Shelby County Schools’ pathway to pre-K funds runs through foundation with suburban roots

Shelby County commissioners who voted last week to spend $3 million on expanding prekindergarten access are finding that they don’t control where the money will go.

That’s because when the commission earmarked the funds not directly to Shelby County Schools but to a tiny local foundation, some members were unwittingly funneling funds to a group that has strong ties to the suburban districts that have left SCS. Shelby County Schools Education Foundation’s plans for the funds — which amount to 30 times what it has typically given to schools annually — are unclear.

Mayor Mark Luttrell will meet with the foundation tomorrow to plan out how the program will be administered.

Commissioners say funneling the funds through the foundation was politically expedient, and it’s not at all clear whether any suburban districts will apply for the funds.
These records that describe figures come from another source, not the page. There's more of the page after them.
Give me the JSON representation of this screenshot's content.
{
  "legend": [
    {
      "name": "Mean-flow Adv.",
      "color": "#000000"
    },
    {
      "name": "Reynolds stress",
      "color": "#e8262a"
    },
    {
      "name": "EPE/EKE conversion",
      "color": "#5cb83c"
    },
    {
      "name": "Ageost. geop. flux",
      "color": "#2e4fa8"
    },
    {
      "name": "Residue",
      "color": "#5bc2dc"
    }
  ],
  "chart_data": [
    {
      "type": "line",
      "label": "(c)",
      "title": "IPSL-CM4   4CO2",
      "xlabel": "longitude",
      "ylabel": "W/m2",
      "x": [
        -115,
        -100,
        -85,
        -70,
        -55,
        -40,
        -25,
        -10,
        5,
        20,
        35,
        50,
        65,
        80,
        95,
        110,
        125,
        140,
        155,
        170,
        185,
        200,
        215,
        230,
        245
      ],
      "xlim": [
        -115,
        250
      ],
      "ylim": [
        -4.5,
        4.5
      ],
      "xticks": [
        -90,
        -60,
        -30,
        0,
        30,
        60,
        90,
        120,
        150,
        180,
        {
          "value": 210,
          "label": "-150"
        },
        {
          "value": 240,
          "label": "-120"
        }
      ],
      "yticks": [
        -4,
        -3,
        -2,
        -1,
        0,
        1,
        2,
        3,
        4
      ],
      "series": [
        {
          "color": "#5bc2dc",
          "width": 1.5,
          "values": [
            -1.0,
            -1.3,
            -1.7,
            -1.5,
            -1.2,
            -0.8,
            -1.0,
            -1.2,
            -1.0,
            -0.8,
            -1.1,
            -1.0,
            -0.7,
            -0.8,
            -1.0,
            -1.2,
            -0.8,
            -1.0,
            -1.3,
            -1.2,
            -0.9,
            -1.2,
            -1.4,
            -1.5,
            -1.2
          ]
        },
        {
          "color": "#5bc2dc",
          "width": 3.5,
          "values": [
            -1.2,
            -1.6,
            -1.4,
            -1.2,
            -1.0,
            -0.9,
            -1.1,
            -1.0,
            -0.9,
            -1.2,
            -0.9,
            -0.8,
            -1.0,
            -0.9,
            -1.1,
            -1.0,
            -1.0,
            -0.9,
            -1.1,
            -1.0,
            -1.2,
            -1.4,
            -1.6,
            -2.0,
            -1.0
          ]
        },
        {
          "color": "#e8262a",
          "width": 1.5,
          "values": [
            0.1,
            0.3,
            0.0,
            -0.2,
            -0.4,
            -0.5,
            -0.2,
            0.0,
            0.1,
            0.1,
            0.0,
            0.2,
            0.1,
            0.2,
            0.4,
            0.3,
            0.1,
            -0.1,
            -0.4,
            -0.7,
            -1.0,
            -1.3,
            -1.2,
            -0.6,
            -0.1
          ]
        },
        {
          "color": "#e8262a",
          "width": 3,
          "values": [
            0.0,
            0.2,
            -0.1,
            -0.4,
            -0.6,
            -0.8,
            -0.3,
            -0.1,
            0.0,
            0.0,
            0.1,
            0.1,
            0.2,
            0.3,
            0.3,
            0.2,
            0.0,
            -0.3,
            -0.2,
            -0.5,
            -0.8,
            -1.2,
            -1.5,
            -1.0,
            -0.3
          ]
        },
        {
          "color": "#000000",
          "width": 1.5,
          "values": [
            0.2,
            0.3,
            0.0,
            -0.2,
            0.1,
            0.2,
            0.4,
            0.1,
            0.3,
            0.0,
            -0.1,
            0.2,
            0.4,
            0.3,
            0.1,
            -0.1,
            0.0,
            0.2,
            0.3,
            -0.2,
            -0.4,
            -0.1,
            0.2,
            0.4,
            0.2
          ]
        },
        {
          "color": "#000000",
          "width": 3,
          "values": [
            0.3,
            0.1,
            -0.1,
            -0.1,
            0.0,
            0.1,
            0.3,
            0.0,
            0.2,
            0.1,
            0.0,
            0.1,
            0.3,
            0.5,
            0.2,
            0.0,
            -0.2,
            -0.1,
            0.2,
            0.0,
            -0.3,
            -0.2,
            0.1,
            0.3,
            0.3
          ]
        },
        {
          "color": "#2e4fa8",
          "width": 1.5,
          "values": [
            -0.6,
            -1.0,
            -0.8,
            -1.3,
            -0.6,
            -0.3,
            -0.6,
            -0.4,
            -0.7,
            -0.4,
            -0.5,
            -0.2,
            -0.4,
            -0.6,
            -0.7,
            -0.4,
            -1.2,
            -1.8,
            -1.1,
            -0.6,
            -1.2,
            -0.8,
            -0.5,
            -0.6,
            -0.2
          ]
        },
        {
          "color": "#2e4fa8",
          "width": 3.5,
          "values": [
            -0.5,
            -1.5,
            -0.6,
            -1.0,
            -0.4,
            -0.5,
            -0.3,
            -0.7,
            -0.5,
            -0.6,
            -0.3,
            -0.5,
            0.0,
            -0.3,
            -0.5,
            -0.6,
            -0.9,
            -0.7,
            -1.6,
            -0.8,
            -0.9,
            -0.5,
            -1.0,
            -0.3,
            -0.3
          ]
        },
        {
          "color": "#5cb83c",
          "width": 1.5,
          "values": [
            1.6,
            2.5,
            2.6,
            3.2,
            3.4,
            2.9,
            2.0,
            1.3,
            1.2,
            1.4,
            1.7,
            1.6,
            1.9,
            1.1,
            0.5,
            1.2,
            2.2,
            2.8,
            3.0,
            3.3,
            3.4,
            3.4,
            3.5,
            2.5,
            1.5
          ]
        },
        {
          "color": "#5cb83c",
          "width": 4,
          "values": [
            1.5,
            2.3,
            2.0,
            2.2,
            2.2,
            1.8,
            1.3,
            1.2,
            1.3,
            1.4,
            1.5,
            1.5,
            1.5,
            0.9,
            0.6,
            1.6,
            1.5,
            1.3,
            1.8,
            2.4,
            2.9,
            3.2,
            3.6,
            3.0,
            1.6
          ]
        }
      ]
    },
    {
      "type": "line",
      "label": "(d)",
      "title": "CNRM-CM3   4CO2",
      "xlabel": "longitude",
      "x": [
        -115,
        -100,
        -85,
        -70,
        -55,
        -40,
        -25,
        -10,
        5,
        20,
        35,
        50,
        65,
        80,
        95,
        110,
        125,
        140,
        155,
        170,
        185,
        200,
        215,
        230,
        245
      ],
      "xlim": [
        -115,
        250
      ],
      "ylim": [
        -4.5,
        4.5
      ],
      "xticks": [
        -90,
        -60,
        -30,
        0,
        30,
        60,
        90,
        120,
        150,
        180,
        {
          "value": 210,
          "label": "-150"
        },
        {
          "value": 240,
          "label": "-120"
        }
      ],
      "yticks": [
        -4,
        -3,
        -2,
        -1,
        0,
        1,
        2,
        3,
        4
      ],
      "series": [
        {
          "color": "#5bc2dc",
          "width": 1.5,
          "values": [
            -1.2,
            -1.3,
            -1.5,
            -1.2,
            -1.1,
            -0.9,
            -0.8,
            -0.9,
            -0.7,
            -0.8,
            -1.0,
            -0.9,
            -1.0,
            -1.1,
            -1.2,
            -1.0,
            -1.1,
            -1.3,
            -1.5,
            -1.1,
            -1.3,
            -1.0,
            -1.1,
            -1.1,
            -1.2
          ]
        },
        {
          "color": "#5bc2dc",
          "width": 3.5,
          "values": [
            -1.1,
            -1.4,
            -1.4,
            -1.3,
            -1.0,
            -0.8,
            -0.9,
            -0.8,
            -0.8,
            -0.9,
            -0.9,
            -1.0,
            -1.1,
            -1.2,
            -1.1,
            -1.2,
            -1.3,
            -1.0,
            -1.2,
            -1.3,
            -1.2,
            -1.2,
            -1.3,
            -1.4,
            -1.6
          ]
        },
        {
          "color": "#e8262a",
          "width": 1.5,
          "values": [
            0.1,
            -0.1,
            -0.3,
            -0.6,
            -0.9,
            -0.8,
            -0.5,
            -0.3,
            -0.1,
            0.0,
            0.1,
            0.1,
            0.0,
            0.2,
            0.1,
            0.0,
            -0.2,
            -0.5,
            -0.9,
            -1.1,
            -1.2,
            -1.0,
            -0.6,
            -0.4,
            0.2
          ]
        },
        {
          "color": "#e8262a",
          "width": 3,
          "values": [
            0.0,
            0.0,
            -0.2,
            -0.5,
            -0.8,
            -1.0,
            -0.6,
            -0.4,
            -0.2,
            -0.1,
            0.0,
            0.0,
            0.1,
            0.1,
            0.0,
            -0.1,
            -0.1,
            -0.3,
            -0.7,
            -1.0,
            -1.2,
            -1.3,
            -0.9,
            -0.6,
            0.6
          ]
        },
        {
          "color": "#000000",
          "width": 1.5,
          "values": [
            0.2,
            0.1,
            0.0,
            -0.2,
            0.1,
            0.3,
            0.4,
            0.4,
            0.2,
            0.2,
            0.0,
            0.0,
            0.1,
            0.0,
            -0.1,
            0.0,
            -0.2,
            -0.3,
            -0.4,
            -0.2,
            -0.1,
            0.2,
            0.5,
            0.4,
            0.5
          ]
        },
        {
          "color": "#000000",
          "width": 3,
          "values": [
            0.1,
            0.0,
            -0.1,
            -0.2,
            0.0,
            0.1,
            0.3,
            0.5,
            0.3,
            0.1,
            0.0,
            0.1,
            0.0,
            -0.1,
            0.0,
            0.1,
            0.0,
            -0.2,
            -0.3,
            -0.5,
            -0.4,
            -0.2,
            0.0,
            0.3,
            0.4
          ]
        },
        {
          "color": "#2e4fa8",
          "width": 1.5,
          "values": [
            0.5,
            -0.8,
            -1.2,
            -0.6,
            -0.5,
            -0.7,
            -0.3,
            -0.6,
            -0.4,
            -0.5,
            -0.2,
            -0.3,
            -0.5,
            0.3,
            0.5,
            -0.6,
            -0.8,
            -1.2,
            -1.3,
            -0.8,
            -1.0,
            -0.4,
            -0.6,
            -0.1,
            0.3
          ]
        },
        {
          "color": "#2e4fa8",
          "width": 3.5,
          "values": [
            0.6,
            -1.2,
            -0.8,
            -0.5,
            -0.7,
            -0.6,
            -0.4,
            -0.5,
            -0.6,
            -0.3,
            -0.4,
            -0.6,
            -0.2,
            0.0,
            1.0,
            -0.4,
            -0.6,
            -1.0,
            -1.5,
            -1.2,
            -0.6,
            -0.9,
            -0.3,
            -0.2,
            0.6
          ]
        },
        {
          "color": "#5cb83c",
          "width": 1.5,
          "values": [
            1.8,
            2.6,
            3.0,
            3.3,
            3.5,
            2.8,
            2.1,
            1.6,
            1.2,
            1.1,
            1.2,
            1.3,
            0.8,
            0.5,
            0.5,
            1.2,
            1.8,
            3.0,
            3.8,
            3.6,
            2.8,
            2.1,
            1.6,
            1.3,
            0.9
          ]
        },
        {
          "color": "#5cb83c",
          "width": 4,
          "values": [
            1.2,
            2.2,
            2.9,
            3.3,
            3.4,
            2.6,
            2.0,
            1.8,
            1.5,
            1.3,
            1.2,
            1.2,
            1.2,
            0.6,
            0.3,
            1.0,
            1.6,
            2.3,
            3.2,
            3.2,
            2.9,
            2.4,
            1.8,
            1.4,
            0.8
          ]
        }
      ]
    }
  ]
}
But the prospect of the six suburban districts, whose students are far less needy on average than Shelby County Schools’ students, getting access to pre-K funding did not come up during the commission’s debate last week, which focused instead on whether SCS could be trusted to spend the money only on pre-K.

Terry Roland, a commissioner who represents a largely suburban district, said he had proposed earmarking the funds to the foundation rather than the district explicitly because he wanted the new suburban districts to have a crack at expanding pre-K, too. He also said he intentionally didn’t mention that during the meeting, because he knew some of his colleagues would object.

“That’s politics,” he told Chalkbeat Tennessee.

Roland said some municipal districts — including Germantown and Collierville — run pre-K programs and would potentially be interested in some of the funds. A third municipal district, Bartlett, has two fully enrolled pre-K classes already, but would not look for more funding until next year.

But commissioner Heidi Shafer said last week that suburban districts do not want to expand pre-K offerings. And Mike Ritz, a commissioner from suburban Germantown, told Chalkbeat that he doubted suburban districts would try to secure much of the pre-K funding. Lakeland has said it is not interested and the other districts have not yet responded to Chalkbeat messages.

Ritz said he thought the commission steered the funds to the foundation simply because too few commissioners in attendance would have voted last week to send the dollars straight to Shelby County Schools.

Even Luttrell said he doesn’t know exactly where the pre-K money will wind up being used.

“The foundation will be responsible for really coming up with the framework for prekindergarten programs and we don’t know exactly how that will be done,” he said. “It stands to reason that Shelby County Schools, being the largest school system, will receive a significant amount of it, but we really don’t know how much at this time.”

That leaves a lot up to a foundation that has little track record of supporting Memphis schools, which enroll the highest-need students in the area.

Instead, the foundation’s past allegiance has been with the suburbs. Its office is located in Bartlett, one of the six municipalities that left SCS, and its website says clearly that its mission is to support “suburban and unincorporated areas … outside the municipal limits of the city of Memphis.” Its Facebook page — where photographs feature overwhelmingly white faces, even though more than half of Shelby County residents are black — recently highlighted the foundation’s gift to an elementary school in suburban Collierville.

Director Diane Polly said the website had not been updated to reflect the foundation’s post-merger mission. “Our mission will be to serve all public schools in the county,” she said. “That will include charters, achievement, and municipalities, everybody, public school education.”

The foundation, which Luttrell said played an important role in planning for the merger last year, will take $50,000 of the $3 million to support its own costs.

Representatives from Shelby County Schools released a statement after the commission meeting last week saying that the district would spend the money it receives on expanding pre-K for children with high need. The day after the decision, they were already poring over maps to decide which high-need areas would get the classes, according to the Commercial Appeal.

But Polly declined to comment on the foundation’s plans for the pre-K funds, including whether the foundation would prioritize programs that serve high-need students, until after the meeting tomorrow with Luttrell.

Steve Mulroy, a commissioner from the city of Memphis who has been a leading champion of boosting pre-K funding, said he would be disappointed in Luttrell if suburban districts wind up claiming a chunk of Shelby County’s pre-K funds.

“It will erode the county commission’s trust in the administration and that trust is already at a low point to begin with,” he said.

But even Mulroy said he voted to funnel the funds through the foundation because he saw doing so as Shelby County’s best shot at moving forward with a funding priority that hit a major roadblock last year, when voters rejected a referendum that would have paid for expanding pre-K.

“I figured a bird in the hand is worth two in the bush,” Mulroy said. “At the end of the day, as long as the lion’s share goes to Shelby County Schools it’s better than what we originally had — which was nothing.”